Low-Speed Aerodynamic Characteristics of a Powered Nasp-Like Configuration in Ground Effect 892312
An investigation was conducted in the Langley 14- By 22-Foot Subsonic Tunnel to determine the low-speed aerodynamic characteristics of a powered generic NASP-like configuration in ground effect. The model was a simplified configuration consisting of a triangular wedge forebody, a rectangular mid-section which housed the propulsion simulation system, and a rectangular wedge aftbody. Additional model components included a delta wing, exhaust flow deflectors, and aftbody fences.
Six-component force and moment data were obtained over an angle of attack range from −4° to 18° while model height above the tunnel floor was varied from 1/4 inch to 6 feet. Variations in freestream dynamic pressure, from 10 psf to 80 psf, and engine ejector pressure yielded a range of thrust coefficients from 0 to 0.8.
Flow visualization was obtained by injecting water into the engine simulator inlets and using a laser light sheet to illuminate the resulting exhaust flow. This investigation technique allowed diagnostic analysis of the exhaust flow and aided in interpreting the force and moment data.
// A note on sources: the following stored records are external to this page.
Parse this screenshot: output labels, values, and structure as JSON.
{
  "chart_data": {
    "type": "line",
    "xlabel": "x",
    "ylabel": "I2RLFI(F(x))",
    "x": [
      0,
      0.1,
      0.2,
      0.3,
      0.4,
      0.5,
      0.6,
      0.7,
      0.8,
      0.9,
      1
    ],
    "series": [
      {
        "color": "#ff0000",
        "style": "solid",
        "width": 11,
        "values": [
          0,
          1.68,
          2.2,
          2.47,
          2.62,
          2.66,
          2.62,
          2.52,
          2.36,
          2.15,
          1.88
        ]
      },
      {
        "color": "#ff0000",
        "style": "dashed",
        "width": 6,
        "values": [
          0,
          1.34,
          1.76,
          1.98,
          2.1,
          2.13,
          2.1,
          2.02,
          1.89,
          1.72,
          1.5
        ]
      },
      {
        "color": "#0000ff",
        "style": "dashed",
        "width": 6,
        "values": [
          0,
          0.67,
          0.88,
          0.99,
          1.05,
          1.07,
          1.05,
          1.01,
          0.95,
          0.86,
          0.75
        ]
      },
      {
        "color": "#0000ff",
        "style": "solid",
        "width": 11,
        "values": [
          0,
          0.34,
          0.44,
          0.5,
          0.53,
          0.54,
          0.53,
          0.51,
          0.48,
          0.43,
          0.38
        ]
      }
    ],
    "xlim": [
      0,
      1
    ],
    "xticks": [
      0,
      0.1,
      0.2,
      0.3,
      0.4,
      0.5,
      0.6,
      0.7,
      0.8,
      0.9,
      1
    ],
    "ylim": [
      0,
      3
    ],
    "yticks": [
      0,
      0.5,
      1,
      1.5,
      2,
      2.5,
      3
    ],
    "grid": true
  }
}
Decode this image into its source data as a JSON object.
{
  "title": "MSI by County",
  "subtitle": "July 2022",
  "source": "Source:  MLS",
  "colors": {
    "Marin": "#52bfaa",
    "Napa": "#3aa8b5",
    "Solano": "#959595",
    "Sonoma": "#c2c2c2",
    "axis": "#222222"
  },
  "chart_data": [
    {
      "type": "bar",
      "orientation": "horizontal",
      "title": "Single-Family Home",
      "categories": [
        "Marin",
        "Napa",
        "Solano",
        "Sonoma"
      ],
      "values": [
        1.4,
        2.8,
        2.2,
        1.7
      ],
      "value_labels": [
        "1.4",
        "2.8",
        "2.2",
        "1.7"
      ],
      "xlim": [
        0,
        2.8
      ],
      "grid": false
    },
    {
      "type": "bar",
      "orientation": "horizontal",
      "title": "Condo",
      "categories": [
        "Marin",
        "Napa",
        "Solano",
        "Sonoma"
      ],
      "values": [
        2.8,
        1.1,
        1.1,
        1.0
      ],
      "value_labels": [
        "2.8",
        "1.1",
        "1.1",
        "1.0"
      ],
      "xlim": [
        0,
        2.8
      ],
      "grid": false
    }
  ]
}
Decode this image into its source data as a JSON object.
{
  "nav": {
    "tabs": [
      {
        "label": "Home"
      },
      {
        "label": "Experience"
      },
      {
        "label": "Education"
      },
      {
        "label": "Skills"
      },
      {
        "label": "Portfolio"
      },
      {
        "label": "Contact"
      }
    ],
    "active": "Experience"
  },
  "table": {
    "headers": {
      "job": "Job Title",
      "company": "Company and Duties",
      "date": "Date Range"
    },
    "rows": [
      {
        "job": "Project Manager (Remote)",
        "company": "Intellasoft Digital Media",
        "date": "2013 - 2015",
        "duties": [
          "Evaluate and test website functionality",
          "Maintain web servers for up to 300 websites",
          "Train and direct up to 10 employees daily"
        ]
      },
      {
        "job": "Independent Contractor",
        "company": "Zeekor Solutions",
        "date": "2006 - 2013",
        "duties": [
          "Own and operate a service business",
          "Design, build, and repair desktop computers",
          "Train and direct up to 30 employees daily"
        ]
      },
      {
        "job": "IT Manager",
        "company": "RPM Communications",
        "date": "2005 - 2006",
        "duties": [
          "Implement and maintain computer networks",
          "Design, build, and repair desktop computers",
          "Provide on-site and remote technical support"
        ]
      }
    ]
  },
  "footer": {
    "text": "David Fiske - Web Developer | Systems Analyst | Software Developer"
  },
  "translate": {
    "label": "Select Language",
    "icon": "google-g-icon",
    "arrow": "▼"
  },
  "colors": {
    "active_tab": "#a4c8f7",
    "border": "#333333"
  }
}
The effect of the engine simulator flow field (both inlet and exhaust flows) as it was constrained between the large undersurface of the configuration and the tunnel floor produced significant power-on ground effects. Where lift increased with decreasing ground height during power-off testing, significant lift losses were noted in ground effect as thrust was increased. Variations in angle of attack as well as the presence of aftbody fences also had a substantial influence on the ground effects during power-on testing, Further results indicated that adding a wing to the configuration reduced, but did not eliminate, the power-on lift losses in ground effect.